Charlie Eaton – an assistant professor of sociology and economics at the University of California, Merced – said GW’s endowment growth over the last year is “average” compared to other large universities around the country and all of GW’s peer schools.

He said university endowments have seen unusually large growth as institutions bounce back from the pandemic, and wealthier institutions have seen comparatively larger gains because they have access to more resources and capital to make investments in their endowments.

“The way the system works is the wealthiest institutions and the most elite institutions tend to have the highest rates of return in the long run,” he said. “So Harvard, Princeton and Yale have averaged around a 10 percent annual rate of return for the last 40 years, but smaller endowments and endowments for less prestigious institutions – including GW – have averaged closer to six or seven percent annual rates of return every year.”

GW’s endowment grew by about 1.35 percent in FY20 – rising from $1.779 billion to $1.803 billion – slightly below the industry average of 1.8 percent.

Eaton said inflation should not have a “substantial effect” on how university endowments grow or how officials spend them, because even though inflation is currently rising, long-term forecasts project that inflation will go down over the next few years.
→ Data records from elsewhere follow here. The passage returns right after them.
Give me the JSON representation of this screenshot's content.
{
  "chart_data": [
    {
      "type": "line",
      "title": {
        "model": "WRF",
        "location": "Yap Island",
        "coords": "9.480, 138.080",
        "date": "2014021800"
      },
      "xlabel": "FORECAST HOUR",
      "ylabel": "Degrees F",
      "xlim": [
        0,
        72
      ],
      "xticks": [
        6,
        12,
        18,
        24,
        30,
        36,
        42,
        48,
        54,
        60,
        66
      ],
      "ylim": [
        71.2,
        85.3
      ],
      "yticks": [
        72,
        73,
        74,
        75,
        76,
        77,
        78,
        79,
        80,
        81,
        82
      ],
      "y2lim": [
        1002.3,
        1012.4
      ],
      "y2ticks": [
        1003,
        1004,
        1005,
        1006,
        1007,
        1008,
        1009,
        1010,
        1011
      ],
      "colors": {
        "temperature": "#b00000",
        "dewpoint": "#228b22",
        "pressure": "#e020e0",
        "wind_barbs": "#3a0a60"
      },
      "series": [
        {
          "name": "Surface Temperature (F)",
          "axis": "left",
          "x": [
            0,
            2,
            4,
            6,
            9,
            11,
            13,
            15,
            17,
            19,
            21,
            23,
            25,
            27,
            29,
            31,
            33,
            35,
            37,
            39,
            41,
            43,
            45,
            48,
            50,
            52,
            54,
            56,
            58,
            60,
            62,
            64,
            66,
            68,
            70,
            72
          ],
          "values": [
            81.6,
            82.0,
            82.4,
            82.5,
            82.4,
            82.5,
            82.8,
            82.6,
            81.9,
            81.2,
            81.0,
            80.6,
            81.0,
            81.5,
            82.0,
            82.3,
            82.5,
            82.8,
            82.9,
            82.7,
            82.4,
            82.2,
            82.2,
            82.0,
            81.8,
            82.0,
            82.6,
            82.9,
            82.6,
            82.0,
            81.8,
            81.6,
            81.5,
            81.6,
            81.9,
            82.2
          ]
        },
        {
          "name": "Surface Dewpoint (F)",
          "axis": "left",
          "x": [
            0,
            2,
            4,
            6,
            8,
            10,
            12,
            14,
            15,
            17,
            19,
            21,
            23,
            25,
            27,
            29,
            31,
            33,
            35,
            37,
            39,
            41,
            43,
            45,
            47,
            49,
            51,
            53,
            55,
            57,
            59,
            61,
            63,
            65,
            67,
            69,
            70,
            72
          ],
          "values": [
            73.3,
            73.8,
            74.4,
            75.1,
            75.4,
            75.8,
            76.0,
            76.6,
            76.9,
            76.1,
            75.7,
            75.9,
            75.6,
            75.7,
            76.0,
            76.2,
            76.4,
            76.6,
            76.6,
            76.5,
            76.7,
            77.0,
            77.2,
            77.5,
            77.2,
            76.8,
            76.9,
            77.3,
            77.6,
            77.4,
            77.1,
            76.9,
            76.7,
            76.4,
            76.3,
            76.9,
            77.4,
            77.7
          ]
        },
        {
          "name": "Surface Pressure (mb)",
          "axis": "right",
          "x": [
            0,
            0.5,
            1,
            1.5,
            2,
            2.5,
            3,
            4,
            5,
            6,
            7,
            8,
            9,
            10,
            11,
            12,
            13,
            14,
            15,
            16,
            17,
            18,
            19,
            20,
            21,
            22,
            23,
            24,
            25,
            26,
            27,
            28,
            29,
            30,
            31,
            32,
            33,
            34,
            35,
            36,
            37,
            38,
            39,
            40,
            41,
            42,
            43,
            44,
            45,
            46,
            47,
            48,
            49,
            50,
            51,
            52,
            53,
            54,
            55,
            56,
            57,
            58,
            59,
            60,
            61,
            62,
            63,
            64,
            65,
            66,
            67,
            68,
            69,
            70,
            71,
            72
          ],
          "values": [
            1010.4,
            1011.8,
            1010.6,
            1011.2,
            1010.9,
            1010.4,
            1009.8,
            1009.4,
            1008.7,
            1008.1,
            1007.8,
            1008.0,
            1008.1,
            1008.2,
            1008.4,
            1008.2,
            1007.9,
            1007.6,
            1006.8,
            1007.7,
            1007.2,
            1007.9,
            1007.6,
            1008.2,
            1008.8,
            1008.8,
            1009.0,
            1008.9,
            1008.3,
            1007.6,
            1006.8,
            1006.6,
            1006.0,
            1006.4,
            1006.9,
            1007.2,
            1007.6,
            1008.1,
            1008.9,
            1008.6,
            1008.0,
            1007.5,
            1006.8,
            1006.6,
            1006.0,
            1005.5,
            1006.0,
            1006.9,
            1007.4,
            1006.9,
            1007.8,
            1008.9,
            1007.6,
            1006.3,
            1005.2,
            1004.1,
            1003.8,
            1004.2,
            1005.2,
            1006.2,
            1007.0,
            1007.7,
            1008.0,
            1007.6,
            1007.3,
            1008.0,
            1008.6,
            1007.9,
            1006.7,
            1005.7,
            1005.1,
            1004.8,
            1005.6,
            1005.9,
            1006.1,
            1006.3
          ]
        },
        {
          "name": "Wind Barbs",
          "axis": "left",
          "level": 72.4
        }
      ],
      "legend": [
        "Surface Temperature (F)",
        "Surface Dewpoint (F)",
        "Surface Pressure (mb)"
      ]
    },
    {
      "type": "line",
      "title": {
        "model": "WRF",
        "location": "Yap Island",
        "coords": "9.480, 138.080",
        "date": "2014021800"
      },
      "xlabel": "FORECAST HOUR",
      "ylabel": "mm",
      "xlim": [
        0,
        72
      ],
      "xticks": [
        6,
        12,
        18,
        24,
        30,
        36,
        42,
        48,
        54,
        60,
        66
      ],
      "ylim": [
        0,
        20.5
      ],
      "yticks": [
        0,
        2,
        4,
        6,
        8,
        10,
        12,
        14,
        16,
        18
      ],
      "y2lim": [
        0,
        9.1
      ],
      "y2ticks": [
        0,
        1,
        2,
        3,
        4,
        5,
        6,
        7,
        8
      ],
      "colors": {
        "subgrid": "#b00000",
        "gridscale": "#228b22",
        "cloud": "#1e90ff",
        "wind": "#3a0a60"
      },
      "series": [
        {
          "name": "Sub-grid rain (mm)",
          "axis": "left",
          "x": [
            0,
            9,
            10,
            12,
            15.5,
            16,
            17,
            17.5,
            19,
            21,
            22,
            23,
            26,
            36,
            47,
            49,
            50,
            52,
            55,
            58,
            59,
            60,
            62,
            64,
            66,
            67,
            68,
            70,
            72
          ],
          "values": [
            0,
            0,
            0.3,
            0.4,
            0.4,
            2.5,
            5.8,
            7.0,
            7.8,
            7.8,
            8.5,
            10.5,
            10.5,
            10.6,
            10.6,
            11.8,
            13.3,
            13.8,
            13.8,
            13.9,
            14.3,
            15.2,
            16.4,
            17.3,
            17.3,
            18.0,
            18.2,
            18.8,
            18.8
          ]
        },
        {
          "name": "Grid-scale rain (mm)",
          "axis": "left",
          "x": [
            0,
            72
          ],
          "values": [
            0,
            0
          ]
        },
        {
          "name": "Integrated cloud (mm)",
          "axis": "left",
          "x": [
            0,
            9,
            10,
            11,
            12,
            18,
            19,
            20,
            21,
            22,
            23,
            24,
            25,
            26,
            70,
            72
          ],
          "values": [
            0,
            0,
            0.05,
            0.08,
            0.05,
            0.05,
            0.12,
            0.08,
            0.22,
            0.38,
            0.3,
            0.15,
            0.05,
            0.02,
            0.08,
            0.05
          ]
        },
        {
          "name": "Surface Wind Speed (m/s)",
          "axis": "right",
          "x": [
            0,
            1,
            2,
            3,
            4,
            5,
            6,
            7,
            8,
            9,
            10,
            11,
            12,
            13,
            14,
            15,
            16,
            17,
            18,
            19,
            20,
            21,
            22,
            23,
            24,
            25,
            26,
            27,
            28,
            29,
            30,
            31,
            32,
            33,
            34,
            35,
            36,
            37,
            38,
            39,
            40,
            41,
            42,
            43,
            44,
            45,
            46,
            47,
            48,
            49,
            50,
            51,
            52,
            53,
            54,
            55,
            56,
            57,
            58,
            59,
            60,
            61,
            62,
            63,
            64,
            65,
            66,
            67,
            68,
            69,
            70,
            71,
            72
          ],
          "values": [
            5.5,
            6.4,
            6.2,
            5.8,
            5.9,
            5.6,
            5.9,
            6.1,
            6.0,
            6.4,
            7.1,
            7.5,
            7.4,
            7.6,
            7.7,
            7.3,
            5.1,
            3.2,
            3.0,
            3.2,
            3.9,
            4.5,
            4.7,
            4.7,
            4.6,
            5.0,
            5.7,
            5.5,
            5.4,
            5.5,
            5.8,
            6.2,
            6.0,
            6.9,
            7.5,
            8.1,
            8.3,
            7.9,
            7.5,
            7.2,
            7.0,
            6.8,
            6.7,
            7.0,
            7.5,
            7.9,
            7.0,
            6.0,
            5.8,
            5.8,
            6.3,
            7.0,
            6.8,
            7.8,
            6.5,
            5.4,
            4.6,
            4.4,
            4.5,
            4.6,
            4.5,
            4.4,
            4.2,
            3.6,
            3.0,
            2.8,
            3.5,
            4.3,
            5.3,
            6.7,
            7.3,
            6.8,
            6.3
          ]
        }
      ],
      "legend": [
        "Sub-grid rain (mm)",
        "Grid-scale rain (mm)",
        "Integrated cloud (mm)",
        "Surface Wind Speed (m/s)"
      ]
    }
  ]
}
But he said if officials are concerned about rising inflation in the short term, they should spend more of their endowment sooner.

In May 2020, former University President Thomas LeBlanc promised not to tap into GW’s endowment reserves to make up for financial losses from the pandemic. Officials said using endowment funds could hurt the long-term financial state of the University.

“That said, if you’re worried about inflation affecting your endowment value, that’s actually an argument for spending more of your endowment now, while it’s worth more,” he said.

Eaton said officials should use the recent gains from their endowment to expand financial aid packages for students and decrease the cost of attendance for low-income students. He said GW has a reputation for enrolling higher-income students and using its endowment to attract lower-income students could help repair its reputation for not giving out high amounts of financial aid.

“GW is kind of in that space of tending to enroll students from better-off backgrounds, rather than from low-income backgrounds,” he said. “So one thing that GW can do, given that the benefits that it accrues through its endowment from tax exemptions, is they could expand financial aid and enroll more students from low-income backgrounds.”